Thursday, November 27, 2008

Inland Empire

Just finished David Lynch's Inland Empire and here are some initial impressions: the film begins by settling us into a darkly surreal landscape, reacquainting us with Grace Zabriskie who plays Laura Dern's portentous neighbour. She sets up the film's phantasmagorical relationship with linearity before fading into the background. Zabriskie is one of several characters whom I would have liked to have seen provided with a bigger role. In fact, my principle critique is the quality that I usually love so dearly within Lynch's texts: its weirdness. Rather than taking the time to firmly develop a number of characters throughout, Lynch introduces several characters, has them utter mysterious one-liners, and then trail off into the dreamscape. The mysterious nature of the film's compelling, kind of like an ontological detective story; but it would have been more so if we didn't lose Justin Theroux, Harry Dean Stanton, Jeremy Irons and Grace Zabriskie half way through (Irons and Stanton return briefly near the end).
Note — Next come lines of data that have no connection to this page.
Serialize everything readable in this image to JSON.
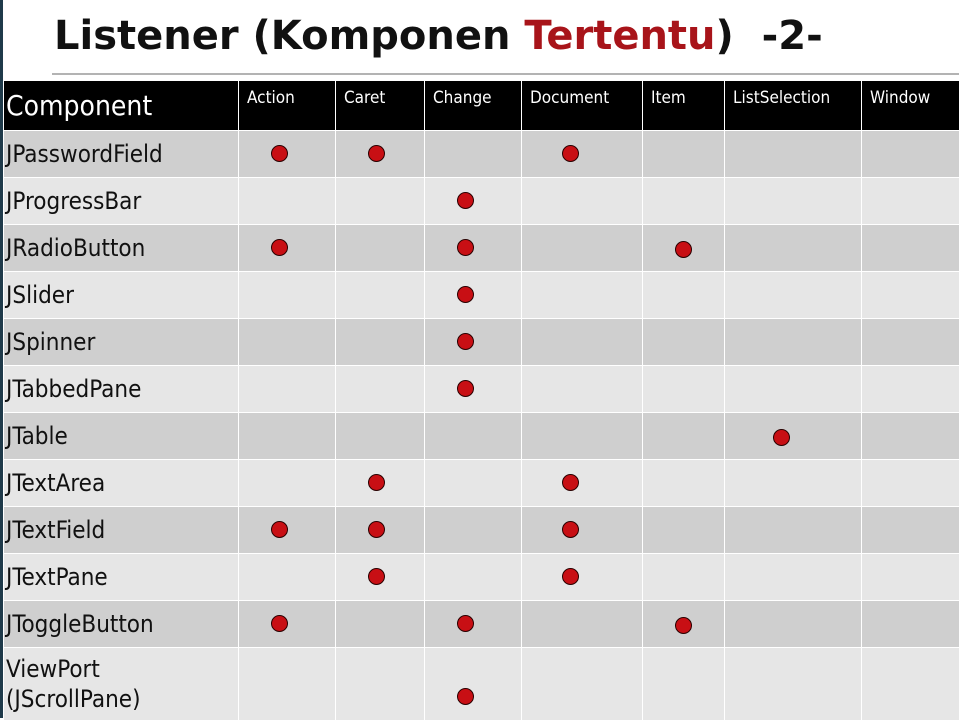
{
  "title": {
    "prefix": "Listener (Komponen ",
    "highlight": "Tertentu",
    "suffix": ")  -2-",
    "highlight_color": "#a8141a"
  },
  "table": {
    "headers": [
      "Component",
      "Action",
      "Caret",
      "Change",
      "Document",
      "Item",
      "ListSelection",
      "Window"
    ],
    "rows": [
      {
        "name": "JPasswordField",
        "listeners": [
          "Action",
          "Caret",
          "Document"
        ]
      },
      {
        "name": "JProgressBar",
        "listeners": [
          "Change"
        ]
      },
      {
        "name": "JRadioButton",
        "listeners": [
          "Action",
          "Change",
          "Item"
        ]
      },
      {
        "name": "JSlider",
        "listeners": [
          "Change"
        ]
      },
      {
        "name": "JSpinner",
        "listeners": [
          "Change"
        ]
      },
      {
        "name": "JTabbedPane",
        "listeners": [
          "Change"
        ]
      },
      {
        "name": "JTable",
        "listeners": [
          "ListSelection"
        ]
      },
      {
        "name": "JTextArea",
        "listeners": [
          "Caret",
          "Document"
        ]
      },
      {
        "name": "JTextField",
        "listeners": [
          "Action",
          "Caret",
          "Document"
        ]
      },
      {
        "name": "JTextPane",
        "listeners": [
          "Caret",
          "Document"
        ]
      },
      {
        "name": "JToggleButton",
        "listeners": [
          "Action",
          "Change",
          "Item"
        ]
      },
      {
        "name": "ViewPort\n(JScrollPane)",
        "listeners": [
          "Change"
        ]
      }
    ]
  },
  "colors": {
    "dot": "#c80f14",
    "header_bg": "#000000",
    "row_dark": "#cfcfcf",
    "row_light": "#e6e6e6"
  }
}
Instead, Laura Dern liaises with a number of identities before disappearing and reappearing in a variety of different puzzling contexts, the realities of which are difficult to penetrate to say the least (do her multiple identities reflect an artistic actors torment, the feeling they acquire from trying to BE so many different people correctly, in the context of their various stories?), and the rest of the cast is forgotten. What made Blue Velvet, Wild at Heart and Mulholland Drive so mesmerizing were the different characters caught up in the enigma, the different opaque perspectives within. Inland Empire suffers by not providing more of its principle characters with a chance to flesh out their identities, while, fittingly enough, the lead character experiences a severe crisis regarding her in/abilities to do so.